Jovem troca discurso de formatura por Pai-Nosso, apesar de proibição nos EUA

Roy Costner reza o Pai Nosso diante de todos e é aclamado
Roy Costner reza o Pai Nosso diante de todos e é aclamado

O estudante Roy Costner foi escolhido para orador na cerimônia de formatura da escola secundária Liberty, na Carolina do Sul.

Ele foi aclamado pelos presentes quando decidiu substituir pelo Pai-Nosso a mensagem que havia redigido.

Ele entendia enviar assim uma resposta às autoridades educativas do condado (distrito) de sua cidade, que proibiram as orações nessas cerimônias, segundo noticiou a agência ACIPrensa.

O público ficou emocionado quando o jovem rasgou o discurso já pronto e aprovado oficialmente pela diretoria da escola.

Logo a seguir afirmou desde o estrado que agradecia a seus pais por tê-lo educado na Fé desde criança.
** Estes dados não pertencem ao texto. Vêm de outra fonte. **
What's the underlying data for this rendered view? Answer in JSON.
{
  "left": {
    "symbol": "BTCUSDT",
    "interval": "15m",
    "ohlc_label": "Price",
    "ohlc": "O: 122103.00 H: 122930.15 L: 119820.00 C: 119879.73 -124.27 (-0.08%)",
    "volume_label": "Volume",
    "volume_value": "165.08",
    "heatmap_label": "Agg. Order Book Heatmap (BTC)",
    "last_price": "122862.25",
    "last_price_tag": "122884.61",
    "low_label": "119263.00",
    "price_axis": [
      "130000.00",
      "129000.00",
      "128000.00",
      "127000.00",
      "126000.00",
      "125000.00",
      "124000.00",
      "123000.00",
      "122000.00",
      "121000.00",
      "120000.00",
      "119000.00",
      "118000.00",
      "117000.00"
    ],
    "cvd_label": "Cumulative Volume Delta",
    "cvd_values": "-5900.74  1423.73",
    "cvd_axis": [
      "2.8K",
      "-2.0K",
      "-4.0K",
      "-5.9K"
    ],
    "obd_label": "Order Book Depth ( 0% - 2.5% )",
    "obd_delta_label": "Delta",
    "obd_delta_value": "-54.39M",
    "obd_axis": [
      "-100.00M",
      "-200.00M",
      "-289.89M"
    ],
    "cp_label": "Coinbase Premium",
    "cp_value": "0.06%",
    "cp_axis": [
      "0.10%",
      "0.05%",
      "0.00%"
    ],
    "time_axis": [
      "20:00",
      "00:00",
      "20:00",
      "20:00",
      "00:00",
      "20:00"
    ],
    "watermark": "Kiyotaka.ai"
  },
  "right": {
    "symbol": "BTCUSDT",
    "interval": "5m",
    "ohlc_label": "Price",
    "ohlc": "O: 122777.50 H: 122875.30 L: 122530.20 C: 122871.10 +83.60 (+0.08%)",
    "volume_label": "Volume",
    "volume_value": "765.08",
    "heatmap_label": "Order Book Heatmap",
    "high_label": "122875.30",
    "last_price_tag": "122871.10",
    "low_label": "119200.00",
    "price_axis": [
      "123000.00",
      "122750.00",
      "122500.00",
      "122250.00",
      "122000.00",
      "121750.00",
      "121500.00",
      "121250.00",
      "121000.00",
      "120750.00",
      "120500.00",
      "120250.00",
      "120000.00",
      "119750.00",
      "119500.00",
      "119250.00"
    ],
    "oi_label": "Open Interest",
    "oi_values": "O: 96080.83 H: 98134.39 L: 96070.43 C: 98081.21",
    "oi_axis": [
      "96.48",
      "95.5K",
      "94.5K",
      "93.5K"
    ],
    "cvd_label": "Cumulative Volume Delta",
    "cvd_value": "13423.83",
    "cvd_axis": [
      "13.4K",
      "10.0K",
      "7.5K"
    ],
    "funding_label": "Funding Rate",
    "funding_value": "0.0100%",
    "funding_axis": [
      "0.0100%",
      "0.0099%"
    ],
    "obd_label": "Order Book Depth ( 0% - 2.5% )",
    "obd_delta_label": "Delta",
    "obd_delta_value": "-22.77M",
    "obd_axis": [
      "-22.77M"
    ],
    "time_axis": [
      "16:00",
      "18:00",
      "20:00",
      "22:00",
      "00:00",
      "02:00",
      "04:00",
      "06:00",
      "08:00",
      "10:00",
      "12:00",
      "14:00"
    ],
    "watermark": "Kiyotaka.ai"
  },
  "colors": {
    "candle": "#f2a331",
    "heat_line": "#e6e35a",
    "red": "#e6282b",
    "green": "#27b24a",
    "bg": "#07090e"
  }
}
Roy rasga o discurso preparado
Roy rasga o discurso preparado
“Acredito que a maioria de vocês vai me entender quando eu digo [faz uma pausa] Pai nosso que estais no Céu, santificado seja o vosso nome” – começou Roy, enquanto o auditório prorrompia em palmas.

Roy Costner concluiu a recitação da oração que Jesus nos ensinou: “Não nos deixeis cair na tentação, mas livrai-nos do mal”, acrescentado “porque vosso é o Reino, vosso o poder e a glória pelos séculos dos séculos. Amém”.

Para os amigos, Roy é cristão sério e corajoso
Para os amigos, Roy é cristão sério e corajoso
O estudante agiu em protesto pela decisão do Distrito Escolar do Condado de Pickens de não permitir orações nas cerimônias de formatura.

As autoridades educativas baixaram essa proibição atendendo a pedidos critianofóbicos de ateus da cidade.

O porta-voz do Distrito Escolar, John Eby, respondeu que não serão adotadas medidas disciplinarias contra Roy.

“Não vamos punir os estudantes por expressar sua fé religiosa. Agora ele é um graduado, não podemos fazer mais nada, ainda que quiséssemos”, esclareceu.

Roy Costner entrevistado pela TV
Roy Costner entrevistado pela TV
Um dos vídeos da cerimônia superou 45 mil visualizações no YouTube no mesmo dia e foi retransmitido até pela televisão Fox.

No domingo, as visualizações no Youtube superavam o milhão.

Segundo amigos e familiares, Roy é um rapaz muito corajoso que fez o que deveria fazer no momento certo.

A Cristofobia só avançará se encontrar diante de si apenas poltrões.